5.2.3 Scheduler

Ultimately the components must be executed. The sequence of execution, however, depends on the input and output data communication requirements of each utilized component. Scheduler mechanisms are required to determine the execution order in such a way that upon a component’s execution all the required input data is available, i.e., the input data has been generated by other components (Figure 5.10).


pict


Figure 5.10: A component execution scheduler determines the execution sequence based on the dependencies.


Essential for usability is an automatic dependence resolution process. The end user should merely list the components to be utilized by the framework, but should not be burdened with the responsibility of establishing the connections manually. The framework must automatically - based on the data communication layer and the thus provided dependencies of each component - resolve the dependencies and compute an appropriate execution sequence.

Also the scheduler should support different serial and parallel execution methods. Most important is data parallelism based on the MPI, where each component works on a subset of the data. This particular parallelization mode is especially important to the field of CSE, due to the typically large simulation domains where a specific physical model is evaluated. Methods like domain decomposition are used to partition the data set into data chunks of comparable computational effort which are then processed in an MPI-based computing environment [100], such as hybrid computing clusters. Aside from data parallelism also task parallelism merits special consideration. In this particular execution the components are executed in parallel, meaning that, for instance, two components might be executed by two different processes. Among the application areas are wave front simulations [149]. However, a serial mode is also essential, as not all applications inherently support or favor a distributed memory model.

With respect to task parallelism, a mechanism has to be provided allowing to guide the automatic task scheduling. For instance, an advanced user and a developer has knowledge about the computational effort of a task and thus by extension about the estimated execution times. If the scheduler has knowledge about the expected computational load of each task, the scheduling can be adapted, for example, the task with the long run-time is processed on a separate process than the rest of the tasks, offering short run-times and ultimately improving parallel execution efficiency.

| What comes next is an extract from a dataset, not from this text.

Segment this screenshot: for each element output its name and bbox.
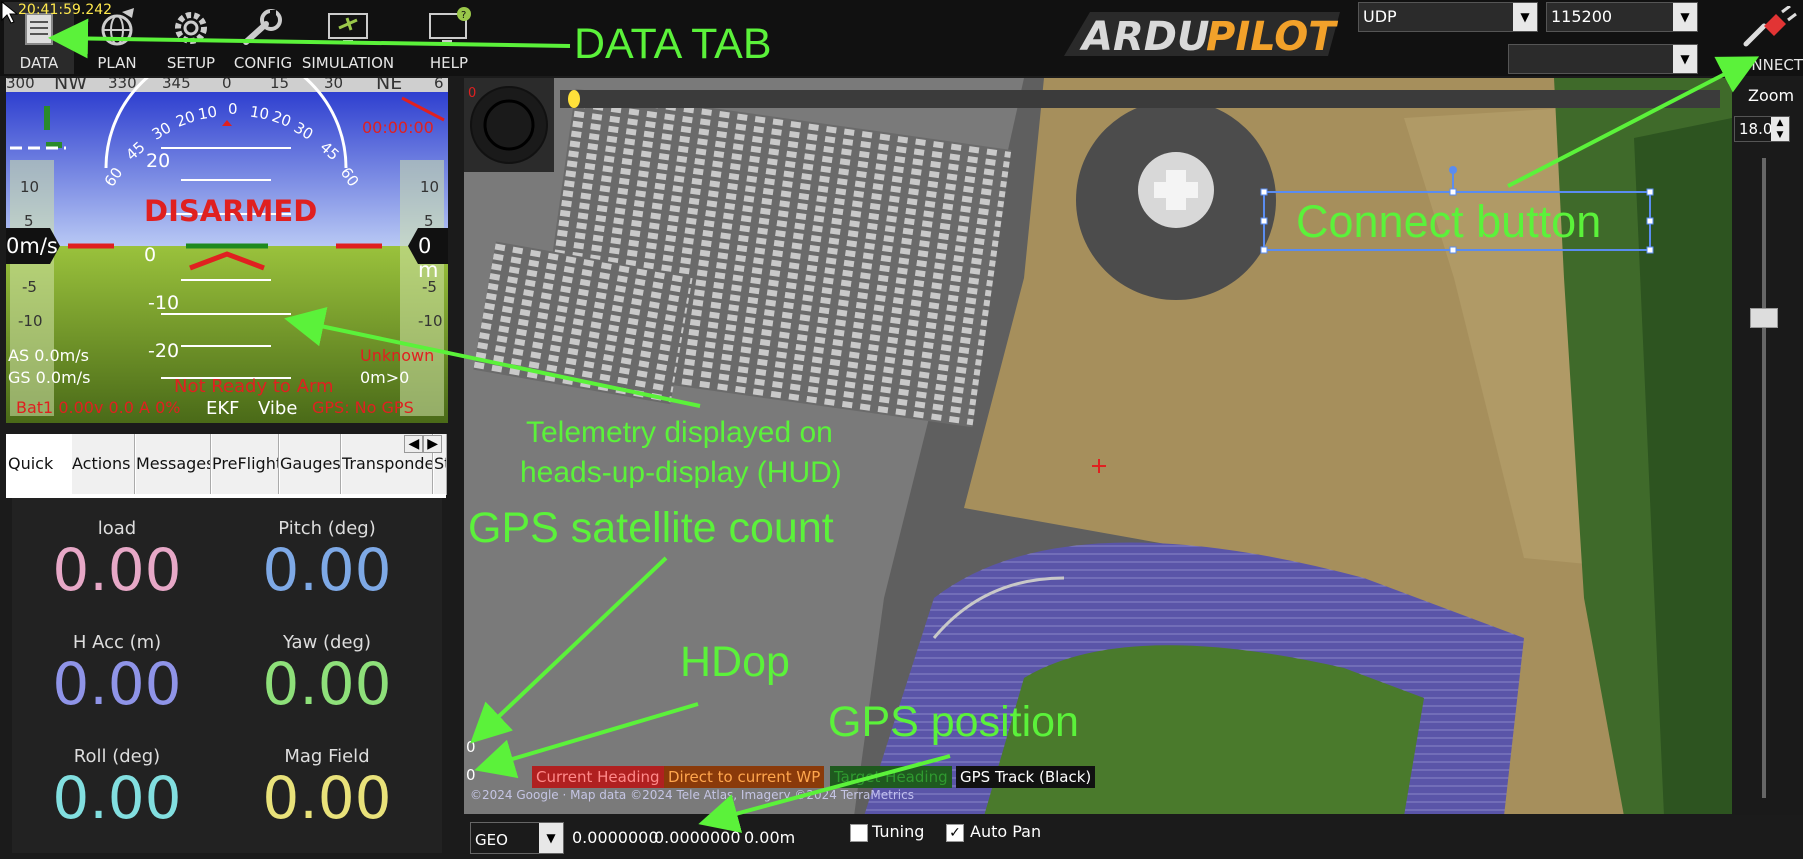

The challenges of scheduler implementations are primarily related to automatically determining a correct execution sequence especially in a parallel setting. In particular, the usability should be maximized whereas the code base should be minimized to favor maintainability. Also the task parallel scheduling has to be augmented with an optional task-specific weight factor, reflecting the individual execution run-time. In this regard, the challenge is to incorporate the advanced user or developer-provided task weights into the scheduling, either by hard-coding it into the component implementations or by using the non-intrusive configuration mechanism, which is discussed in the subsequent section.